🤖 AI Summary
Constrained clustering with pairwise must-link and cannot-link constraints poses significant scalability challenges for existing mixed-integer programming (MIP) approaches, which struggle to balance global optimality and computational tractability on large-scale datasets. This paper proposes a scalable branch-and-bound framework that, for the first time, integrates groupwise Lagrangian decomposition with geometric pruning rules. To further enhance efficiency and scalability, we introduce pseudo-sample centering, geometric elimination, and parallelization strategies. Experimental results demonstrate that our method solves large-scale instances containing up to 200,000 cannot-link and 1,500,000 must-link constraints—orders of magnitude beyond prior art—achieving speedups of 200×–1500× over the current state-of-the-art while maintaining an optimality gap below 3%. This breakthrough effectively overcomes the scalability bottleneck in globally optimal constrained clustering.
📝 Abstract
Constrained clustering leverages limited domain knowledge to improve clustering performance and interpretability, but incorporating pairwise must-link and cannot-link constraints is an NP-hard challenge, making global optimization intractable.
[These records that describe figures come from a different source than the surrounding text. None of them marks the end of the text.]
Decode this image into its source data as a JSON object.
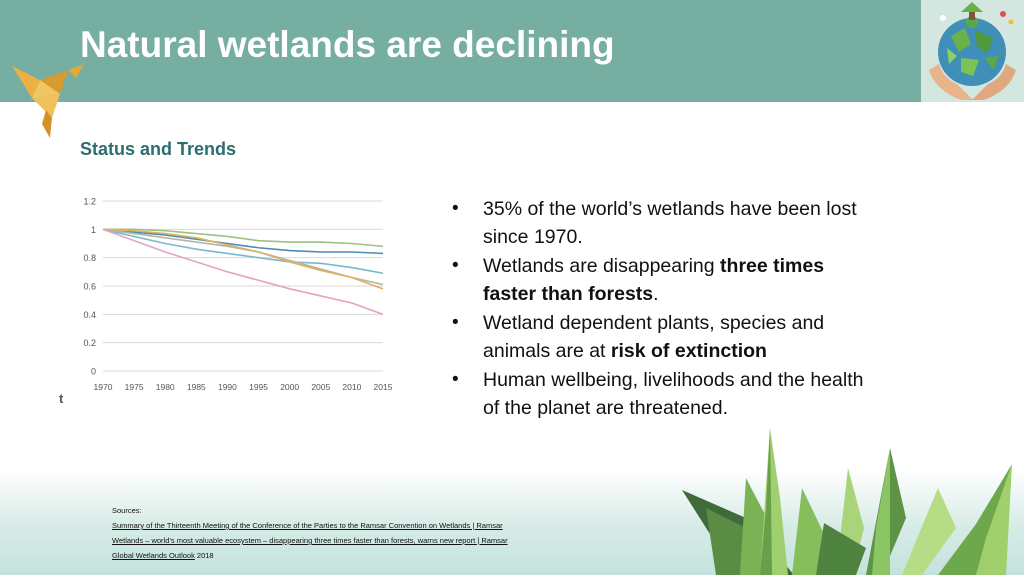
{
  "slide": {
    "title": "Natural wetlands are declining",
    "subtitle": "Status and Trends"
  },
  "bullets": {
    "b1": "35% of the world’s wetlands have been lost since 1970.",
    "b2_pre": "Wetlands are disappearing ",
    "b2_bold": "three times faster than forests",
    "b2_post": ".",
    "b3_pre": "Wetland dependent plants, species and animals are at ",
    "b3_bold": "risk of extinction",
    "b4": "Human wellbeing, livelihoods and the health of the planet are threatened.",
    "marker": "•"
  },
  "sources": {
    "heading": "Sources:",
    "link1": "Summary of the Thirteenth Meeting of the Conference of the Parties to the Ramsar Convention on Wetlands | Ramsar",
    "link2": "Wetlands – world’s most valuable ecosystem – disappearing three times faster than forests, warns new report | Ramsar",
    "link3": "Global Wetlands Outlook",
    "link3_suffix": " 2018"
  },
  "chart_data": {
    "type": "line",
    "x": [
      1970,
      1975,
      1980,
      1985,
      1990,
      1995,
      2000,
      2005,
      2010,
      2015
    ],
    "x_ticks": [
      "1970",
      "1975",
      "1980",
      "1985",
      "1990",
      "1995",
      "2000",
      "2005",
      "2010",
      "2015"
    ],
    "y_ticks": [
      "0",
      "0.2",
      "0.4",
      "0.6",
      "0.8",
      "1",
      "1.2"
    ],
    "ylim": [
      0,
      1.2
    ],
    "grid": true,
    "corner_label": "t",
    "series": [
      {
        "color": "#9dc183",
        "values": [
          1.0,
          1.0,
          0.99,
          0.97,
          0.95,
          0.92,
          0.91,
          0.91,
          0.9,
          0.88
        ]
      },
      {
        "color": "#4a8cb0",
        "values": [
          1.0,
          0.98,
          0.96,
          0.93,
          0.9,
          0.87,
          0.85,
          0.84,
          0.84,
          0.83
        ]
      },
      {
        "color": "#7bb8cf",
        "values": [
          1.0,
          0.95,
          0.9,
          0.86,
          0.83,
          0.8,
          0.77,
          0.76,
          0.73,
          0.69
        ]
      },
      {
        "color": "#b0b8a5",
        "values": [
          1.0,
          0.97,
          0.94,
          0.91,
          0.88,
          0.84,
          0.78,
          0.72,
          0.66,
          0.61
        ]
      },
      {
        "color": "#e0b060",
        "values": [
          1.0,
          0.99,
          0.97,
          0.94,
          0.89,
          0.84,
          0.77,
          0.71,
          0.66,
          0.58
        ]
      },
      {
        "color": "#e4a3c8",
        "values": [
          1.0,
          0.92,
          0.84,
          0.77,
          0.7,
          0.64,
          0.58,
          0.53,
          0.48,
          0.4
        ]
      }
    ],
    "colors": {
      "header": "#76aea2",
      "subtitle": "#2c6d6e"
    }
  }
}
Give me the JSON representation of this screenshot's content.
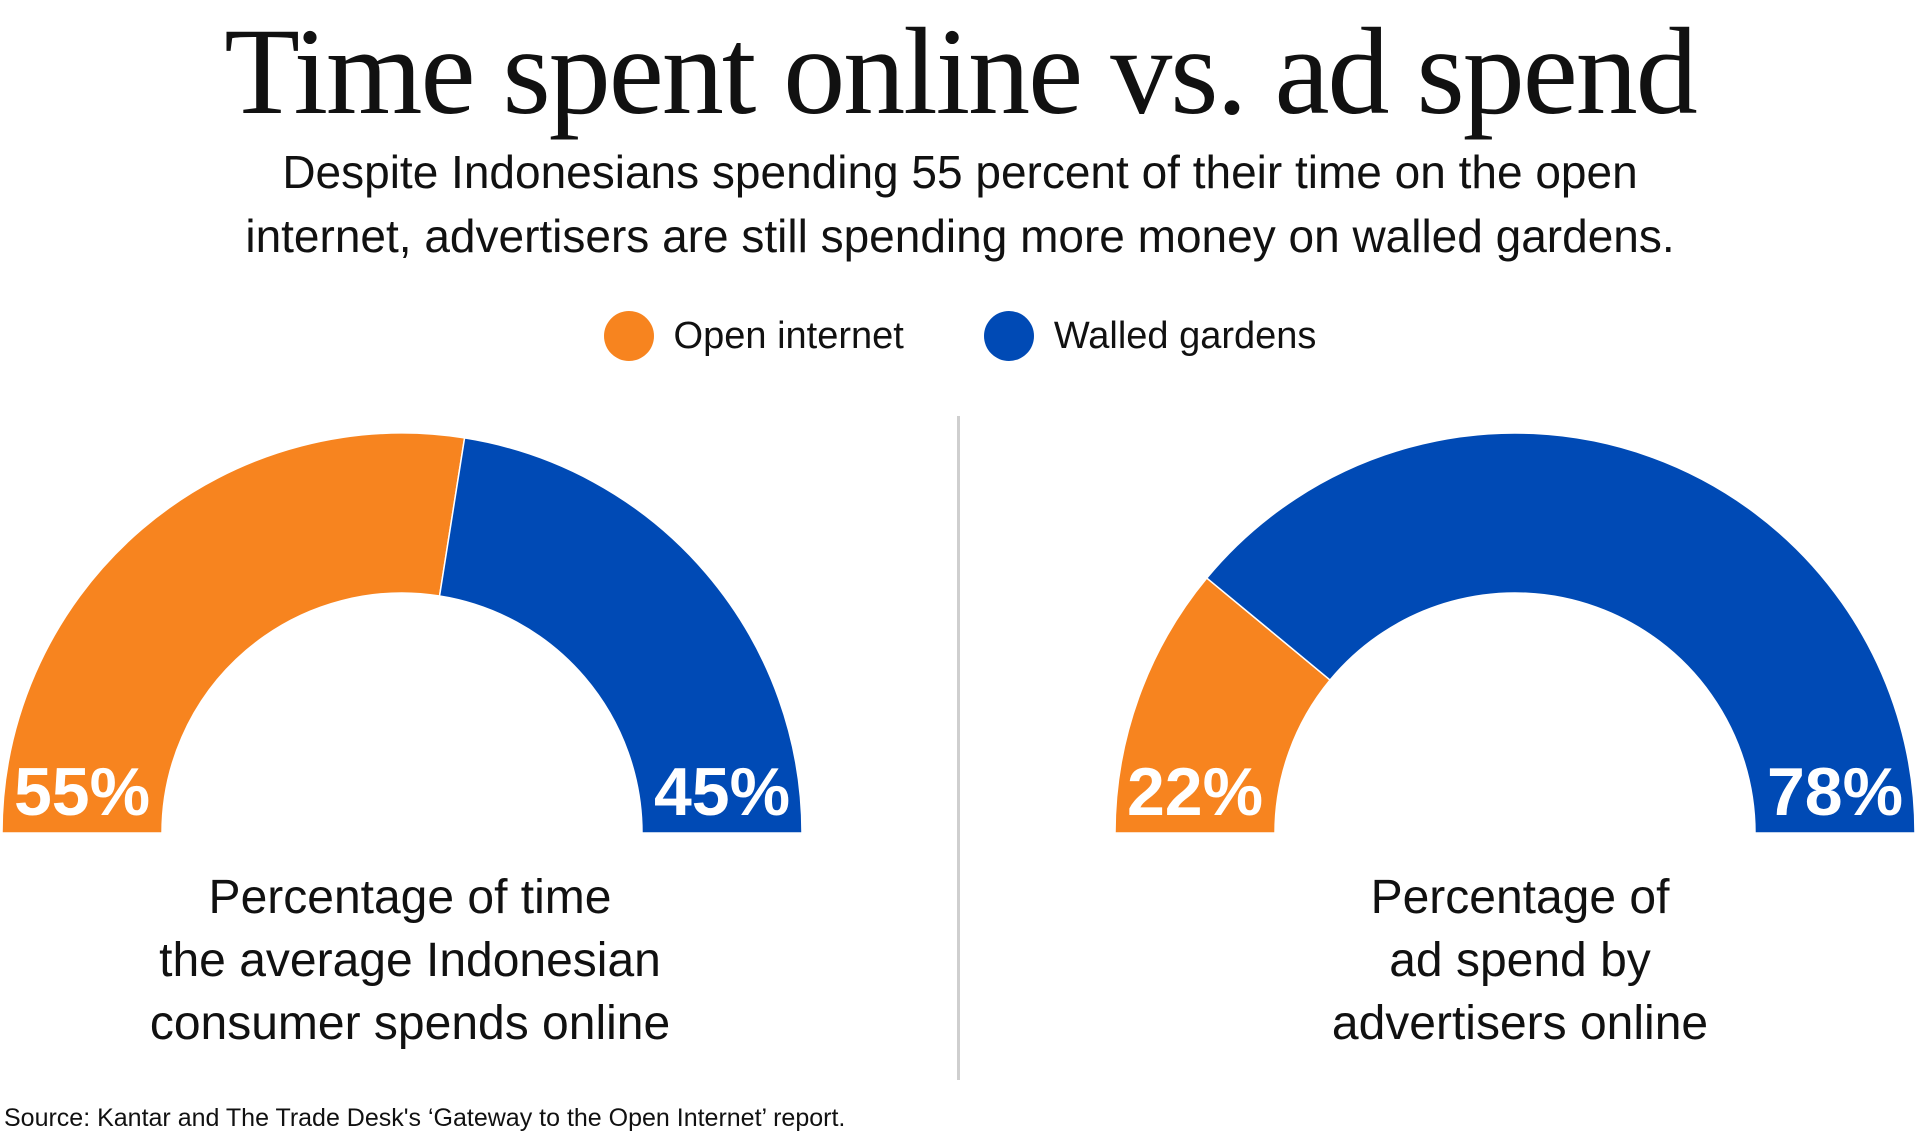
{
  "header": {
    "title": "Time spent online vs. ad spend",
    "subtitle_lines": [
      "Despite Indonesians spending 55 percent of their time on the open",
      "internet, advertisers are still spending more money on walled gardens."
    ]
  },
  "legend": [
    {
      "label": "Open internet",
      "color": "#F7841F"
    },
    {
      "label": "Walled gardens",
      "color": "#004AB5"
    }
  ],
  "chart_data": [
    {
      "type": "pie",
      "variant": "semicircle-donut",
      "categories": [
        "Open internet",
        "Walled gardens"
      ],
      "values": [
        55,
        45
      ],
      "value_labels": [
        "55%",
        "45%"
      ],
      "colors": [
        "#F7841F",
        "#004AB5"
      ],
      "caption_lines": [
        "Percentage of time",
        "the average Indonesian",
        "consumer spends online"
      ]
    },
    {
      "type": "pie",
      "variant": "semicircle-donut",
      "categories": [
        "Open internet",
        "Walled gardens"
      ],
      "values": [
        22,
        78
      ],
      "value_labels": [
        "22%",
        "78%"
      ],
      "colors": [
        "#F7841F",
        "#004AB5"
      ],
      "caption_lines": [
        "Percentage of",
        "ad spend by",
        "advertisers online"
      ]
    }
  ],
  "source": "Source: Kantar and The Trade Desk's ‘Gateway to the Open Internet’ report."
}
Existing mixed-integer optimization methods are confined to small-scale datasets, limiting their utility. We propose Sample-Driven Constrained Group-Based Branch-and-Bound (SDC-GBB), a decomposable branch-and-bound (BB) framework that collapses must-linked samples into centroid-based pseudo-samples and prunes cannot-link through geometric rules, while preserving convergence and guaranteeing global optimality. By integrating grouped-sample Lagrangian decomposition and geometric elimination rules for efficient lower and upper bounds, the algorithm attains highly scalable pairwise k-Means constrained clustering via parallelism. Experimental results show that our approach handles datasets with 200,000 samples with cannot-link constraints and 1,500,000 samples with must-link constraints, which is 200 - 1500 times larger than the current state-of-the-art under comparable constraint settings, while reaching an optimality gap of less than 3%. In providing deterministic global guarantees, our method also avoids the search failures that off-the-shelf heuristics often encounter on large datasets.